ClinUCX (2013-2015) – Development of innovative medicines for the treatment of cardiovascular diseases.
QREN/SI I&DT – LISBOA-01-0202-FEDER-30196
Cardiovascular diseases (CVDs), such as peripheral artery disease (PAD) and myocardial infarction (MI), belong to a group of disorders of the heart and blood vessels. CVDs are the first cause of death worldwide. An estimated 17.5 million people died from CVDs in 2012, representing 31% of all global deaths (WHO).

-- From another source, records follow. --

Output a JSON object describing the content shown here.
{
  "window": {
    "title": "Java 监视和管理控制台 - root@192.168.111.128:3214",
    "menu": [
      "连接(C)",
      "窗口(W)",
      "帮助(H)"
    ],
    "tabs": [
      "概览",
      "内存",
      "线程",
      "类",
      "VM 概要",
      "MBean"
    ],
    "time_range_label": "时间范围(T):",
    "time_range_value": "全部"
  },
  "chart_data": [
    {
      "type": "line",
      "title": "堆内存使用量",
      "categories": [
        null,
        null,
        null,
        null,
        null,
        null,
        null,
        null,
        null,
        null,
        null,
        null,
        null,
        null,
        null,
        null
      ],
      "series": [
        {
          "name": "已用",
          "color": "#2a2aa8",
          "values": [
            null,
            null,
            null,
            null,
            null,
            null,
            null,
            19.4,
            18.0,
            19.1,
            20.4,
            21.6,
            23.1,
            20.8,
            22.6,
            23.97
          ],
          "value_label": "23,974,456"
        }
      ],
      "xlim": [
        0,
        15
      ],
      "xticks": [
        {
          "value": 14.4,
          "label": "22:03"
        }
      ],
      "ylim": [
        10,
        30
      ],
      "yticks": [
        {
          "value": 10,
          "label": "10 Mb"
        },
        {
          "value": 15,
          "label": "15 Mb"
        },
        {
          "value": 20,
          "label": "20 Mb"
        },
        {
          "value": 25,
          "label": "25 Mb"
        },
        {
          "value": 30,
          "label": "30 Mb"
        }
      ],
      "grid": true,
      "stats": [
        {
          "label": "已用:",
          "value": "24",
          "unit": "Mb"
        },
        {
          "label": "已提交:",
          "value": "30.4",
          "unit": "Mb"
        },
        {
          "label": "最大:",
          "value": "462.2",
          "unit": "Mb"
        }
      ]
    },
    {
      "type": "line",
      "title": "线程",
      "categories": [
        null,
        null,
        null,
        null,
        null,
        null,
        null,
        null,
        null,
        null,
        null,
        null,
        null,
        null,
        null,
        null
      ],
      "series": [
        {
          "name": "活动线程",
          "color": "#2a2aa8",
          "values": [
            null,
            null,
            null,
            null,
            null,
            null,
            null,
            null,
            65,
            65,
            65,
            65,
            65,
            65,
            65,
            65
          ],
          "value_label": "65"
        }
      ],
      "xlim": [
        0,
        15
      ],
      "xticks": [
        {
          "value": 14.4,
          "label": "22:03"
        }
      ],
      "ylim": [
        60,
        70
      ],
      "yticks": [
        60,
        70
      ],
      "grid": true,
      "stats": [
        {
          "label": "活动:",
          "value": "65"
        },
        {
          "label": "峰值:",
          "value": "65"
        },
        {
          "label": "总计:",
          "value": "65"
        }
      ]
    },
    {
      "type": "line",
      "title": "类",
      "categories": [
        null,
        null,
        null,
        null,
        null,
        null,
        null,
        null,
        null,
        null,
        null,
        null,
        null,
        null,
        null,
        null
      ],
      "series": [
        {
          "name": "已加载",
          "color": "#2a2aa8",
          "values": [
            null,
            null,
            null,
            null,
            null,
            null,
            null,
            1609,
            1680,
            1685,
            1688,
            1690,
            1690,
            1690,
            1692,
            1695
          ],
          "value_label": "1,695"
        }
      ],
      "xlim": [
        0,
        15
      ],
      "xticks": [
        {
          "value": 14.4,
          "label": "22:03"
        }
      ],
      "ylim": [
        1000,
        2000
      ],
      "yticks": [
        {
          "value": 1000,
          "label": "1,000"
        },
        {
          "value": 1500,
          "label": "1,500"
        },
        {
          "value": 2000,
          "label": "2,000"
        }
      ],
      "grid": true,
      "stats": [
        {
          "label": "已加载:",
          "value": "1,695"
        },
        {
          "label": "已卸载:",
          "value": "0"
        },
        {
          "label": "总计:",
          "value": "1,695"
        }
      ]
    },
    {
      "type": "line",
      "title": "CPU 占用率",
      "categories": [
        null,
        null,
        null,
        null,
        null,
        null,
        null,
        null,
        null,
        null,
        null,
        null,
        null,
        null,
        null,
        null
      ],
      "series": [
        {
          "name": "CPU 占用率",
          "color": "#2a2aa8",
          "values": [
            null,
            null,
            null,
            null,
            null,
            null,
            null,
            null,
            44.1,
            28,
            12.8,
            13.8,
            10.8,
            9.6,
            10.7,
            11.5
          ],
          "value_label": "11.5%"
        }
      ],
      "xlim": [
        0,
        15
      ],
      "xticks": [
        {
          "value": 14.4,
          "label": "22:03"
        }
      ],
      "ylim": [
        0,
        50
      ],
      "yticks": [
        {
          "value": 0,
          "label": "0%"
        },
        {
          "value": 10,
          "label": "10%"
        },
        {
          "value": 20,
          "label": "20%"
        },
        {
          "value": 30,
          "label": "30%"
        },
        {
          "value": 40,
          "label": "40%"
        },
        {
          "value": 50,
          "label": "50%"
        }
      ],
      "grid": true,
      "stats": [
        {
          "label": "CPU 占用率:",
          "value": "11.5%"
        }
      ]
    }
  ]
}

PAD and MI are both conditions provoked by extra cholesterol, and other fats circulating in the blood, that accumulate in the walls of the arteries. This build up, called plaque, narrows the arteries, often reducing or blocking blood flow. In PAD, blood circulation is mainly affected to the limbs, but can also affect the arteries that carry blood from the heart to other organs. Nearly everyone who has PAD have reduced ability to walk and critical cases may evolve to finger or even lower limb amputation. So far there is no curative treatment for PAD.
Given the pro-angiogenic properties of the UCX® product, ECBio has promoted, in collaboration with AIDFM/FMUL, Lisbon, PT, a PAD study where the capacity of UCX® to induce neo-vascularization and improve blood flow was evaluated. The angiogenic response to the administration of UCX® cells in a mouse model of hind limb ischemia was evaluated by analysing perfusion recovery, capillary density and collateral vessel density. Ischemic mice that were administered with UCX® presented a significantly higher perfusion recovery than animals in the control group. At 90 days post-ischemia, mice were sacrificed and capillary density analysed. As expected, ischemia induced capillary density in all experimental groups. However, the results clearly showed that the capillary density in ischemic muscles administered with UCX® was higher when compared to ischemic muscles from untreated mice. According to ECBio’s data, the mice treated with UCX® a dramatic CVD increase in response to ischemia when compared to the untreated mice. These outstanding results led ECBio to further analyse the molecular mechanisms by which UCX® induces angiogenesis, mice were treated with UCX® after ischemia induction. At day 70 post ischemia, mice were sacrificed and gastrocnemius muscles were collected. The mRNA expression of several pro-angiogenic factors and their receptors were assessed by qRT- PCR in ECs isolated from gastrocnemius muscle by Laser Capture Microscope. Our results show that the expression of two specific pro-angiogenic markers is up-regulated in ECs removed from ischemic muscles where UCX® were locally administered, in contrast to ECs isolated from control ischemic muscles. Taken together, the work shows, for the first time, that UCX® in the setting of experimentally induced hind limb ischemia could stimulate angiogenesis and arteriogenesis and thereby improve blood perfusion in the ischemic limb. These results suggest that UCX® could have clinical use in the treatment of lower limb vascular insufficiency. The results have been submitted for publication and have settled the grounds for ECBio’s PAD clinical programme.
In turn, upon myocardial infarction (MI), a cascade of biochemical and morphologic events known as cardiac remodeling takes place in the heart, leading to the formation of a nonfunctional scar in place of the damaged myocardium. Cell therapies have been investigated to direct cardiac response towards efficient repair and/or myocardial functional improvement. In this sense, ECBio and INEBs previous work showed that UCX® is able to preserve cardiac function and attenuate cardiac remodelling after intramyocardial transplantation in a MI murine model through paracrine mechanisms (http://stemcellres.com/content/5/1/5). Envisioning end user safety, a protocol adaptation is being established in order to produce UCX® as an advanced therapy medicinal product (ATMP –http://stemcellres.com/content/5/1/9). Herein we evaluate the long-term therapeutic effect of acutely injected UCX®-ATMP as a cell therapy to attenuate the aftermath of myocardial infarction on chronic murine (INEB, Univ. of Porto) and acute porcine (Hosp. São João, Univ. of Porto) models for myocardial infarction.